FIG. 1 is a perspective view of a fortune cookie with dotted lines indicating the embedded position of the strip of paper.
FIG. 2 is a perspective view of a fortune cookie containing a strip of paper that has been opened.
FIG. 3 is a perspective view of the strip of paper with perforated lines in between every two adjacent cards, and the left most card already separated from the strip of paper.
 1. Field of the Invention
 The present invention relates generally to card games, and more particularly to card games having predetermined hands of cards embedded in fortune cookies.
 2. Description of the Related Art
 Eating fortune cookies after a meal, and sharing the written predictions or fortunes contained therein is a well-established and rich tradition. The strength of that tradition masks the lack of alternative uses for fortune cookies found in the prior art. Fortune cookies provide a unique and valuable opportunity for persons to interact with games and light-hearted discussion at the conclusion of a meal. For those interested in something different than merely reading a fortune, the existing art does not provide a solution. Those interested in the opportunity to engage in a quick competitive game chance of chance at the conclusion of a meal are required to plan in advance, and bring their own cards to dinner, and act precluding the spontaneous thrill usually associated with a quick game of cards.
 Nothing in the prior art provides a solution to this problem. While it is known in the art to place game cards with food products, nothing suggests the specific opportunities provided by fortune cookies. Other known prior art recognizes the utility of using predetermined hands of cards when a conventional card deck is not convenient because of the locale where a game is to be played. However, the prior art fails to suggest the numerous packaging opportunities made available by non-conventional card decks. Moreover, no prior art card game uses alternative packaging for a poker hand, much less the idea of embedding predetermined card hands into fortune cookies to allow for a quick game of chance with friends after a shared meal.

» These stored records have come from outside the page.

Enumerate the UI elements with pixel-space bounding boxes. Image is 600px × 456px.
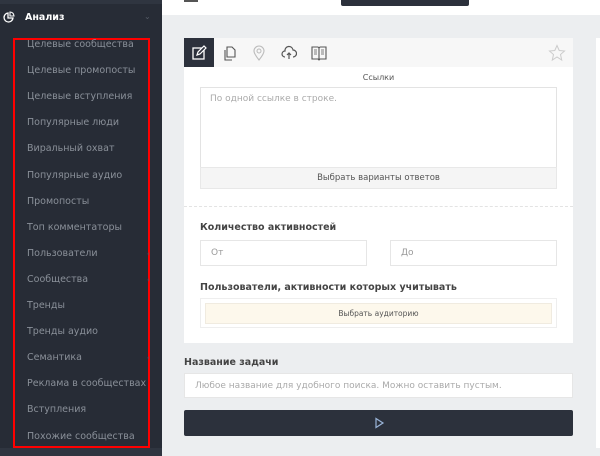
sidebar-top <box>0 0 162 4</box>
sidebar-item[interactable]: Целевые вступления <box>27 91 132 102</box>
tab-copy[interactable] <box>215 38 245 67</box>
sidebar-item[interactable]: Популярные люди <box>27 117 119 128</box>
task-name-input[interactable]: Любое название для удобного поиска. Можн… <box>184 373 573 398</box>
links-label: Ссылки <box>362 73 395 82</box>
sidebar-item[interactable]: Топ комментаторы <box>27 222 122 233</box>
star-icon[interactable] <box>548 44 566 62</box>
links-textarea[interactable]: По одной ссылке в строке. <box>200 87 557 167</box>
menu-icon[interactable] <box>184 0 198 2</box>
sidebar-item[interactable]: Реклама в сообществах <box>27 378 146 389</box>
sidebar-item[interactable]: Промопосты <box>27 196 89 207</box>
card-toolbar <box>184 38 573 67</box>
audience-box: Выбрать аудиторию <box>200 298 557 328</box>
sidebar-item[interactable]: Тренды <box>27 300 65 311</box>
to-input[interactable]: До <box>390 240 557 266</box>
sidebar-item[interactable]: Целевые сообщества <box>27 39 134 50</box>
sidebar-item[interactable]: Пользователи <box>27 248 98 259</box>
edit-icon <box>192 44 207 60</box>
sidebar-item[interactable]: Семантика <box>27 352 82 363</box>
tab-edit[interactable] <box>184 38 214 67</box>
play-icon <box>374 417 384 429</box>
chevron-icon: ‹ <box>147 354 150 363</box>
sidebar-item[interactable]: Тренды аудио <box>27 326 98 337</box>
chevron-icon: ‹ <box>147 249 150 258</box>
chevron-icon: ‹ <box>147 275 150 284</box>
pie-chart-icon <box>3 11 15 23</box>
top-bar <box>162 0 600 15</box>
choose-answers-button[interactable]: Выбрать варианты ответов <box>200 167 557 189</box>
sidebar-section-analysis[interactable]: Анализ ⌄ <box>0 8 162 30</box>
choose-audience-button[interactable]: Выбрать аудиторию <box>205 303 552 324</box>
sidebar-item[interactable]: Сообщества <box>27 274 88 285</box>
sidebar-bottom <box>0 448 162 456</box>
activity-count-label: Количество активностей <box>200 222 337 233</box>
cloud-upload-icon <box>281 45 297 59</box>
sidebar-item[interactable]: Целевые промопосты <box>27 65 135 76</box>
book-icon <box>311 45 327 61</box>
from-input[interactable]: От <box>200 240 367 266</box>
chevron-down-icon[interactable]: ⌄ <box>144 12 151 21</box>
tab-location[interactable] <box>244 38 274 67</box>
location-pin-icon <box>253 45 265 61</box>
sidebar-item[interactable]: Виральный охват <box>27 143 115 154</box>
tab-upload[interactable] <box>274 38 304 67</box>
users-label: Пользователи, активности которых учитыва… <box>200 282 457 293</box>
run-button[interactable] <box>184 410 573 436</box>
divider <box>184 206 573 207</box>
sidebar-section-title: Анализ <box>25 12 65 23</box>
sidebar-item[interactable]: Популярные аудио <box>27 170 122 181</box>
copy-icon <box>224 45 236 61</box>
sidebar: Анализ ⌄ Целевые сообщества Целевые промо… <box>0 0 162 456</box>
top-button[interactable] <box>341 0 469 6</box>
sidebar-item[interactable]: Вступления <box>27 404 86 415</box>
right-panel <box>596 38 600 448</box>
task-name-label: Название задачи <box>184 357 279 368</box>
tab-book[interactable] <box>304 38 334 67</box>
task-form-card: Ссылки По одной ссылке в строке. Выбрать… <box>184 38 573 343</box>
sidebar-item[interactable]: Похожие сообщества <box>27 431 135 442</box>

 The present invention is a novelty item to be used in a game involving fortune cookies and the like. The game includes at least one strip of paper having one hand unit of cards. Each hand unit displays one or more cards thereon, with each card having exactly one suit and denomination. A strip of paper is embedded into a fortune cookie in the conventional manner that traditional fortunes are currently embedded into fortune cookies.
 During or after a meal (or any gathering of two or more people), the fortune cookies are broken open and the hand units of the strips of paper are compared to determined a winner based on traditional card game rules. Some examples include poker or high/low (i.e., who has the highest card).
 In an alternative embodiment, the strip of paper may have a perforated line located between adjacent cards to allow each individual card to be selectively separated and discarded. The ability to discard cards allows the present invention to accommodate many different types of card games. The number of cards in a hand may vary to accommodate many different types of game rules.